Compilation is a process that reads the source of a program and produces a relocatable value that is used in the execution environment. (In the Unix environment such values are typically .o files.) They may contain machine instructions or byte codes for a ‘virtual machine’. Compilation does not begin until the source is fixed and execution does not begin until compilation ends.

Often between compilation and execution a linking process runs that joins relocatables from several computations and combines them into larger values in the same format. Programs may thus be the result of many such compilations.

The pattern as described above is called independent compilation. With dependent compilation the compiler will produce an additional output called bind here; I know no general name for this.
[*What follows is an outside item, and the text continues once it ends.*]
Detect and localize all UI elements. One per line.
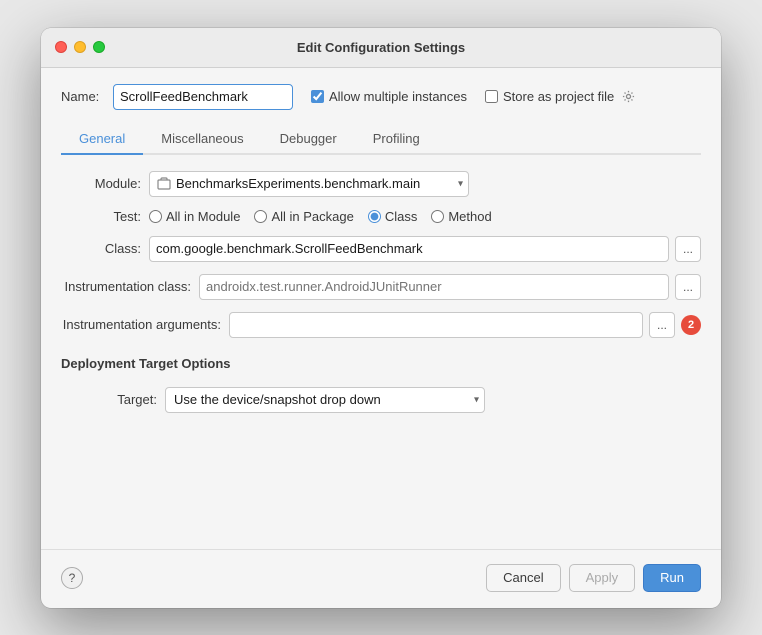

The compiler will also, depending on the source, require bind files from previous compilations of sources. If a symbol is defined in source X and used in source Y then in may be necessary to compile X first and for the compilation of Y to read the bind value from the first compilation. The most common use of this is to compile a function definition before compiling calls to the function. The type (signature) of the function is thus available as the call sites are compiled. This works as well for any value, however.
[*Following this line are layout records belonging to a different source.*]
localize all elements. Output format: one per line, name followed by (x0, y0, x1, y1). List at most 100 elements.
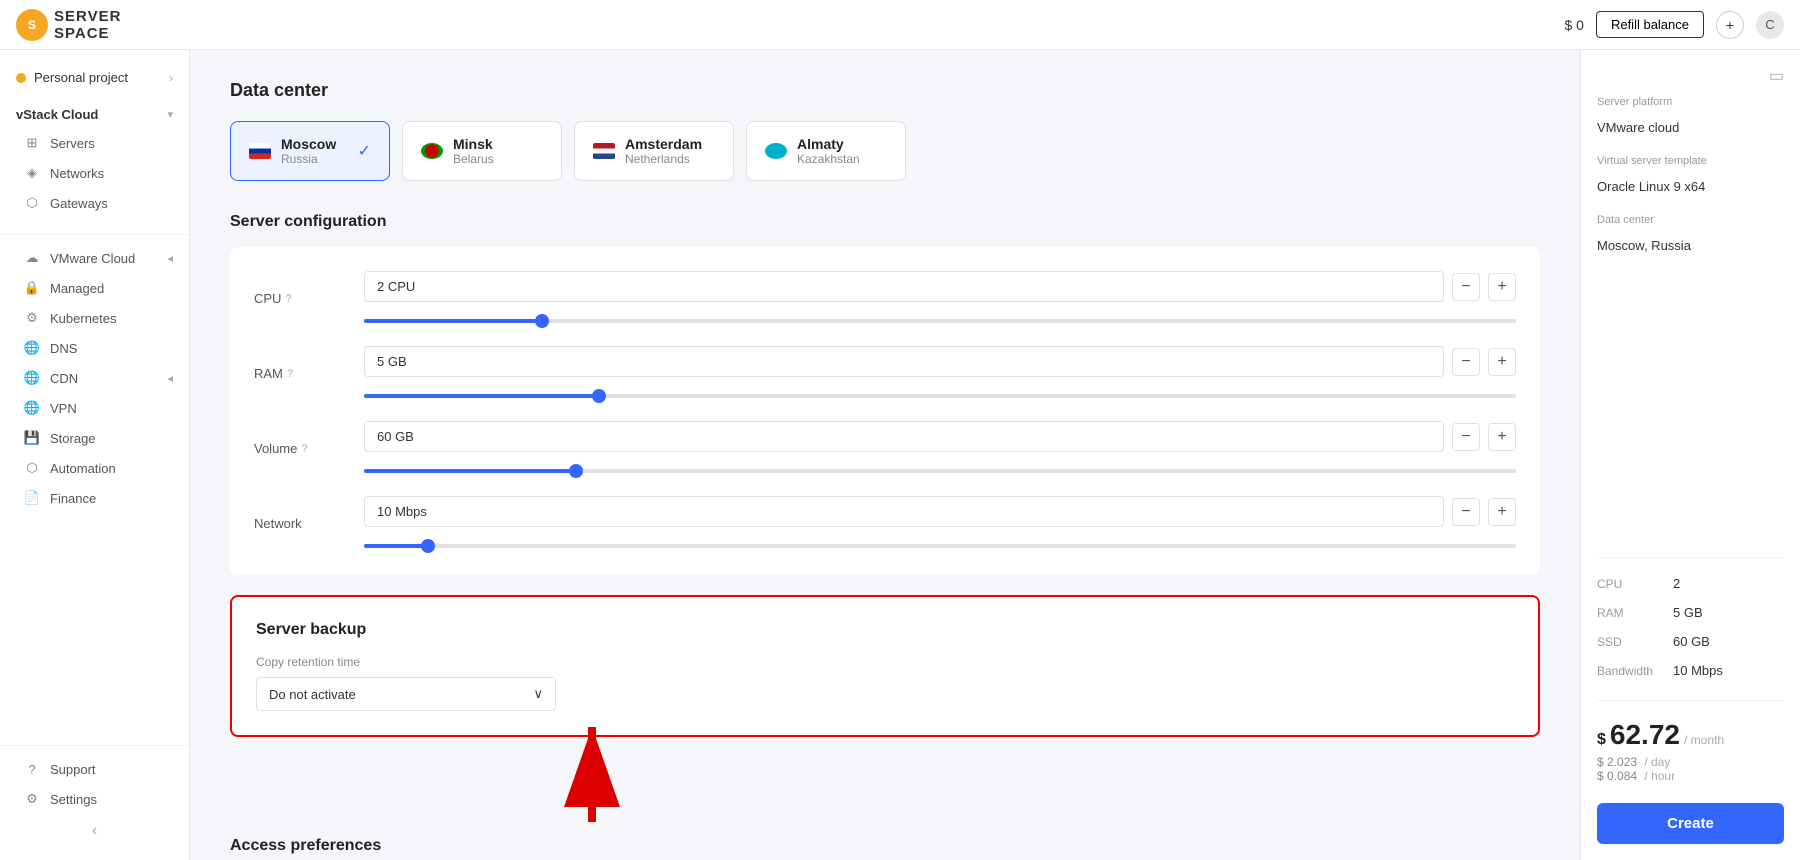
dns-icon: 🌐 (24, 340, 40, 356)
sidebar-item-dns[interactable]: 🌐 DNS (0, 333, 189, 363)
cpu-help-icon[interactable]: ? (285, 293, 291, 305)
volume-config-row: Volume ? 60 GB − + (254, 421, 1516, 476)
rp-price-hour: $ 0.084 / hour (1597, 769, 1784, 783)
settings-icon: ⚙ (24, 791, 40, 807)
sidebar-divider-2 (0, 745, 189, 746)
rp-ssd-value: 60 GB (1673, 634, 1710, 649)
sidebar-item-finance[interactable]: 📄 Finance (0, 483, 189, 513)
dns-label: DNS (50, 341, 77, 356)
sidebar-item-gateways[interactable]: ⬡ Gateways (0, 188, 189, 218)
sidebar-collapse-button[interactable]: ‹ (0, 814, 189, 848)
cpu-slider[interactable] (364, 319, 1516, 323)
kubernetes-icon: ⚙ (24, 310, 40, 326)
server-config-title: Server configuration (230, 213, 1540, 231)
rp-template-label: Virtual server template (1597, 155, 1784, 167)
panel-collapse-area: ▭ (1597, 66, 1784, 86)
vpn-label: VPN (50, 401, 77, 416)
rp-server-platform-label: Server platform (1597, 96, 1784, 108)
ram-help-icon[interactable]: ? (287, 368, 293, 380)
sidebar-item-vmware[interactable]: ☁ VMware Cloud ◂ (0, 243, 189, 273)
sidebar-item-servers[interactable]: ⊞ Servers (0, 128, 189, 158)
rp-spacer (1597, 273, 1784, 539)
sidebar-item-support[interactable]: ? Support (0, 754, 189, 784)
sidebar-item-managed[interactable]: 🔒 Managed (0, 273, 189, 303)
rp-price-currency: $ (1597, 731, 1606, 749)
support-icon: ? (24, 761, 40, 777)
dc-city-amsterdam: Amsterdam (625, 136, 715, 152)
rp-server-platform-value: VMware cloud (1597, 120, 1784, 135)
cdn-arrow-icon: ◂ (167, 372, 173, 385)
vstack-group-header[interactable]: vStack Cloud ▾ (0, 101, 189, 128)
sidebar-item-kubernetes[interactable]: ⚙ Kubernetes (0, 303, 189, 333)
create-server-button[interactable]: Create (1597, 803, 1784, 844)
volume-increment-button[interactable]: + (1488, 423, 1516, 451)
rp-price-period: / month (1684, 733, 1724, 747)
dc-card-almaty[interactable]: Almaty Kazakhstan (746, 121, 906, 181)
rp-bandwidth-row: Bandwidth 10 Mbps (1597, 663, 1784, 678)
rp-divider-2 (1597, 700, 1784, 701)
volume-help-icon[interactable]: ? (301, 443, 307, 455)
cpu-decrement-button[interactable]: − (1452, 273, 1480, 301)
rp-dc-label: Data center (1597, 214, 1784, 226)
refill-balance-button[interactable]: Refill balance (1596, 11, 1704, 38)
sidebar-item-automation[interactable]: ⬡ Automation (0, 453, 189, 483)
sidebar-item-networks[interactable]: ◈ Networks (0, 158, 189, 188)
kubernetes-label: Kubernetes (50, 311, 117, 326)
backup-dropdown[interactable]: Do not activate ∨ (256, 677, 556, 711)
rp-bandwidth-value: 10 Mbps (1673, 663, 1723, 678)
project-chevron-icon: › (169, 71, 173, 85)
volume-decrement-button[interactable]: − (1452, 423, 1480, 451)
cpu-value-display: 2 CPU (364, 271, 1444, 302)
storage-icon: 💾 (24, 430, 40, 446)
network-decrement-button[interactable]: − (1452, 498, 1480, 526)
avatar[interactable]: C (1756, 11, 1784, 39)
vstack-group: vStack Cloud ▾ ⊞ Servers ◈ Networks ⬡ Ga… (0, 101, 189, 218)
cdn-label: CDN (50, 371, 78, 386)
automation-icon: ⬡ (24, 460, 40, 476)
volume-slider[interactable] (364, 469, 1516, 473)
dc-card-minsk[interactable]: Minsk Belarus (402, 121, 562, 181)
access-preferences-section: Access preferences SSH keys SSH key auth… (230, 837, 1540, 860)
finance-label: Finance (50, 491, 96, 506)
balance-display: $ 0 (1564, 17, 1583, 33)
rp-ram-value: 5 GB (1673, 605, 1703, 620)
cdn-icon: 🌐 (24, 370, 40, 386)
datacenter-section-title: Data center (230, 80, 1540, 101)
cpu-increment-button[interactable]: + (1488, 273, 1516, 301)
sidebar-item-cdn[interactable]: 🌐 CDN ◂ (0, 363, 189, 393)
network-slider[interactable] (364, 544, 1516, 548)
dc-card-moscow[interactable]: Moscow Russia ✓ (230, 121, 390, 181)
server-config-section: CPU ? 2 CPU − + RAM (230, 247, 1540, 575)
rp-dc-value: Moscow, Russia (1597, 238, 1784, 253)
ram-increment-button[interactable]: + (1488, 348, 1516, 376)
dc-country-minsk: Belarus (453, 152, 543, 166)
ram-decrement-button[interactable]: − (1452, 348, 1480, 376)
panel-collapse-button[interactable]: ▭ (1769, 66, 1784, 86)
dc-check-moscow: ✓ (358, 141, 371, 161)
add-button[interactable]: + (1716, 11, 1744, 39)
dc-country-moscow: Russia (281, 152, 348, 166)
vpn-icon: 🌐 (24, 400, 40, 416)
vstack-group-name: vStack Cloud (16, 107, 98, 122)
red-arrow-annotation (552, 712, 632, 825)
cpu-config-row: CPU ? 2 CPU − + (254, 271, 1516, 326)
project-selector[interactable]: Personal project › (0, 62, 189, 93)
flag-belarus (421, 143, 443, 159)
volume-label: Volume ? (254, 441, 344, 456)
sidebar-item-vpn[interactable]: 🌐 VPN (0, 393, 189, 423)
sidebar: Personal project › vStack Cloud ▾ ⊞ Serv… (0, 50, 190, 860)
topbar: S SERVERSPACE $ 0 Refill balance + C (0, 0, 1800, 50)
rp-ram-label: RAM (1597, 606, 1667, 620)
dc-card-amsterdam[interactable]: Amsterdam Netherlands (574, 121, 734, 181)
rp-template-value: Oracle Linux 9 x64 (1597, 179, 1784, 194)
managed-label: Managed (50, 281, 104, 296)
sidebar-item-settings[interactable]: ⚙ Settings (0, 784, 189, 814)
rp-cpu-label: CPU (1597, 577, 1667, 591)
dc-country-almaty: Kazakhstan (797, 152, 887, 166)
network-increment-button[interactable]: + (1488, 498, 1516, 526)
ram-slider[interactable] (364, 394, 1516, 398)
sidebar-item-storage[interactable]: 💾 Storage (0, 423, 189, 453)
logo-icon: S (16, 9, 48, 41)
vmware-arrow-icon: ◂ (167, 252, 173, 265)
servers-icon: ⊞ (24, 135, 40, 151)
This presumes scopes that span source files. Such a possibility is explicitly built into C.

The Algol68 compiler from Cambridge University uses dependent compilation but the language provides no notion of program files. There was a meta construct added to language whereby any program fragment, such as a routine definition, occurring in a strong context, could be replaced by a short construct that named a file. Upon seeing this short construct the compiler emits a bind file which includes information for all variables in scope at the point of the construct. This information includes how to access the value of the variable—perhaps where it is allocated on the stack. Subsequent compilation of a source file whose name matches that found in the construct causes the compiler to read the bind file in order to interpret free variables found in the new file.

I think Java works this way but I have not decoded the ramifications of the javac command. I don’t know what plays the rôle of the bind file—perhaps the .class file.

Pros & Cons

The good news is that the multi-file semantics does not increase the language complexity; the new logic is orthogonal to language semantics. The new function is very much like the simple include function which is easy to understand.

But when a new program file is introduced to a collection of program files, it may be necessary to mention it in the top level file, which in turn requires recompiling all of the files mentioned there, as the bind file will possibly have changed. It might have been possible for the compiler to know which of the old files did not need to be recompiled but I think that the Cambridge compiler could do that.